Reasonableness the Welsh Way

11 June 2020

This is a guest post by Professors Emyr Lewis and Ryszard Piotrowicz.

During the coronavirus-enforced lockdown, the four countries of the UK operated under very similar rules, at least until the middle of May. From Aberdeen to Derry, from Aberystwyth to Durham, we stayed at home to protect the NHS and save lives, or so we thought.

Wales introduced particularly tight restrictions on freedom of movement.  Until June the 1st, when the Welsh Regulations were amended signalling Wales’ first tentative steps towards easing the lockdown, Regulation 8(1) of the Regulations provided:

“During the emergency period, no person may leave the place where they are living or remain away from that place without reasonable excuse”

and examples are provided of what would amount to a reasonable excuse.

(The words “or remain away from that place” did not appear in the very first version of the Regulations. They were introduced at the end of April to deal with the (possibly overblown) concern that someone might leave home with a reasonable excuse (e.g. to go shopping) but then go on to somewhere else (e.g. to attend an open-air rave) which might not be a reasonable excuse.)

In the latest amended Regulations (which came into force on June 1st), there is a similar structure: a prohibition is established, but it will not apply where there is a reasonable excuse:

“During the emergency period, no person may, without reasonable excuse— (a) leave the area local to the place where they are living or remain away from that area.”

The list of reasonable excuses in the Regulations is lengthy, but it is clear that it is not exhaustive.
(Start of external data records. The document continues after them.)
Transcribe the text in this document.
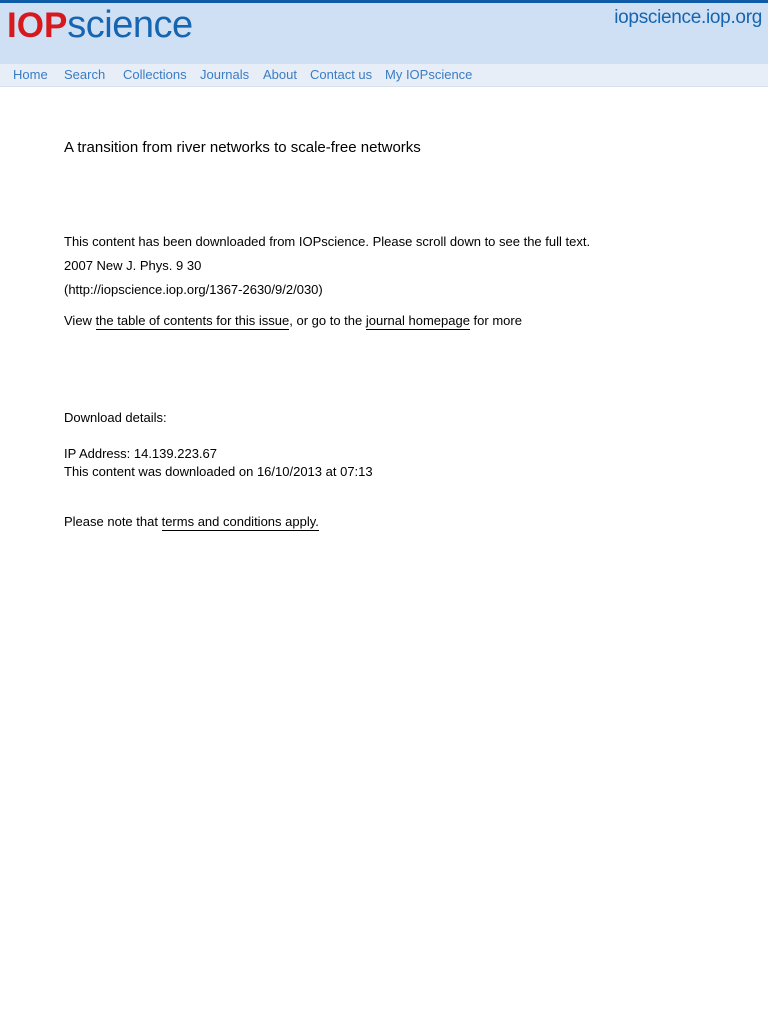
IOP science	iopscience.iop.org
Home Search Collections Journals About Contact us My IOPscience
A transition from river networks to scale-free networks
This content has been downloaded from IOPscience. Please scroll down to see the full text.
2007 New J. Phys. 9 30
(http://iopscience.iop.org/1367-2630/9/2/030)
View the table of contents for this issue, or go to the journal homepage for more
Download details:
IP Address: 14.139.223.67
This content was downloaded on 16/10/2013 at 07:13
Please note that terms and conditions apply.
For instance, the “Leaving home to exercise: guidance”, published on 24 April and updated on 11 May 2020, stipulates that “[t]his list is not intended, therefore, to include all possible reasonable excuses for leaving home” (para 6).

So, what do we mean by “reasonable”? Lord Atkin, in the context of the duty of care, would have said that we should have regard to how our conduct would affect our neighbour: we should do all that we reasonably can to avoid harming our neighbour. In doing so, he was contemplating the position of the defendant in a civil negligence action. But who will decide what is reasonable in the context of the Coronavirus Regulations? In theory, if an alleged breach is prosecuted as an offence under Regulation 12, it will be the Magistrates’ Court hearing the case.  In most cases, however, since prosecutions can only be brought with the consent of the DPP (or a Welsh-Government nominated person) the answer is a “relevant person”. Relevant persons are given significant powers under the Regulations to do all sorts of things to people who are suspected of breaching Regulation 8.  So, who is a relevant person?  Regulation 10(11) gives us the answer – police officer, police community support officer, or “a person designated by” the Welsh Government, Local and National Park Authorities in Wales and National Resources Wales. (This provision creates a potential new class of enforcement officers for these Regulations who are not part of or linked to the police.)

Perhaps the best-known and most often used power of a relevant person is that under Regulation 13(1), which provides that:

“A relevant person may issue a fixed penalty notice to anyone that the relevant person reasonably believes (a) has committed an offence under these Regulations, and (b) is aged 18 or over.”

Of course, the recalcitrant car driver will insist that his action was reasonable, whether he believes it or not. The relevant person will have to decide whether it was “reasonable” for the car driver to go where he went, when he went and why he went. How relevant is the attitude of the person who might have breached the Regulations? While their attitude cannot be decisive, it may be significant in evaluating what the person did and why. What about the drug addict who, desperate for a fix, goes out to meet her dealer? Or the nicotine addict who goes out to the shop, but only to buy cigarettes? A smoker will understand the need immediately; a non-smoker might say that it (the going out; not the smoking) is risky, self-indulgent behaviour. One can see the problem in the differing responses of different police forces.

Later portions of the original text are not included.